The next step was to count the invocations of get_atexit_node()
, the
function which creates represents the __cxa_atexit
calls, which
is 1. It is in turn called from register_dtor_fn
which is called
once per static instance.
Tracking it to where basic blocks are built (tree-cfg.cc/make_blocks_1) confirms this: printing every statement assigned to the block including its location gives these notable statements:
[snd.h]: 4:20 D.35685 = 1;
[fst.h]: 4:20 __cxxabiv1::__cxa_atexit (__dt_comp , &self, &__dso_handle);
[snd.h]: 4:20 __cxa_guard_release (&_ZGVZN3snd8InstanceEvE4self);
...
[fst.h]: 4:20 D.35637 = 1;
[fst.h]: 4:20 __cxxabiv1::__cxa_atexit (__dt_comp , &self, &__dso_handle);
[fst.h]: 4:20 __cxa_guard_release (&_ZGVZN3fst8instanceEvE4self);
This pretty much concludes the hunt for the root cause. The same
object (or at least a plain copy) is reused for the __cxa_atexit
call, which happens to preserve the source of where it was first
generated.
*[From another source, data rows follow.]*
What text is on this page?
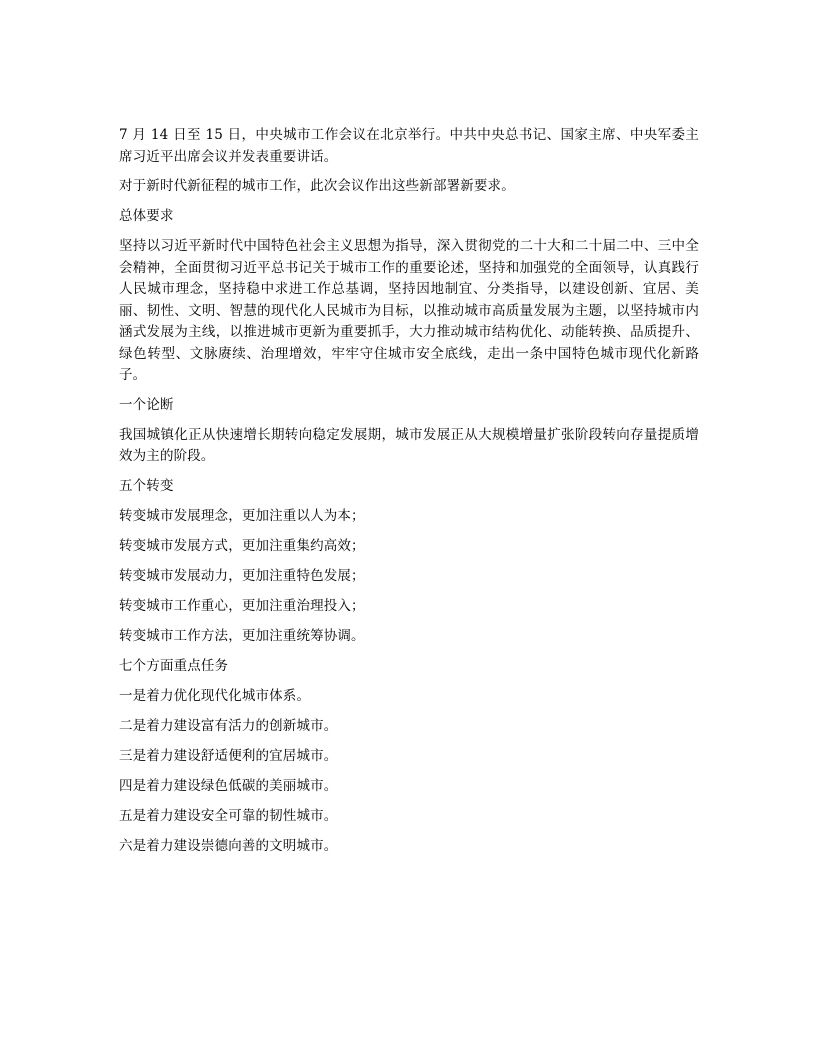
7 月 14 日至 15 日，中央城市工作会议在北京举行。中共中央总书记、国家主席、中央军委主席习近平出席会议并发表重要讲话。

对于新时代新征程的城市工作，此次会议作出这些新部署新要求。

总体要求

坚持以习近平新时代中国特色社会主义思想为指导，深入贯彻党的二十大和二十届二中、三中全会精神，全面贯彻习近平总书记关于城市工作的重要论述，坚持和加强党的全面领导，认真践行人民城市理念，坚持稳中求进工作总基调，坚持因地制宜、分类指导，以建设创新、宜居、美丽、韧性、文明、智慧的现代化人民城市为目标，以推动城市高质量发展为主题，以坚持城市内涵式发展为主线，以推进城市更新为重要抓手，大力推动城市结构优化、动能转换、品质提升、绿色转型、文脉赓续、治理增效，牢牢守住城市安全底线，走出一条中国特色城市现代化新路子。

一个论断

我国城镇化正从快速增长期转向稳定发展期，城市发展正从大规模增量扩张阶段转向存量提质增效为主的阶段。

五个转变

转变城市发展理念，更加注重以人为本；

转变城市发展方式，更加注重集约高效；

转变城市发展动力，更加注重特色发展；

转变城市工作重心，更加注重治理投入；

转变城市工作方法，更加注重统筹协调。

七个方面重点任务

一是着力优化现代化城市体系。

二是着力建设富有活力的创新城市。

三是着力建设舒适便利的宜居城市。

四是着力建设绿色低碳的美丽城市。

五是着力建设安全可靠的韧性城市。

六是着力建设崇德向善的文明城市。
This call itself is not anchored too strongly to a line in
the source (well, when the static is constructed, but it is still
implicit) and the association to an otherwise unrelated file is then
misinterpreted by gcov as inlining. The __cxa_atexit
call being
shared is not really a problem, it is compiler generated after all,
which means the right thing for gcov to do is to skip empty location
arrays. This was first proposed fix, but now it is righteous.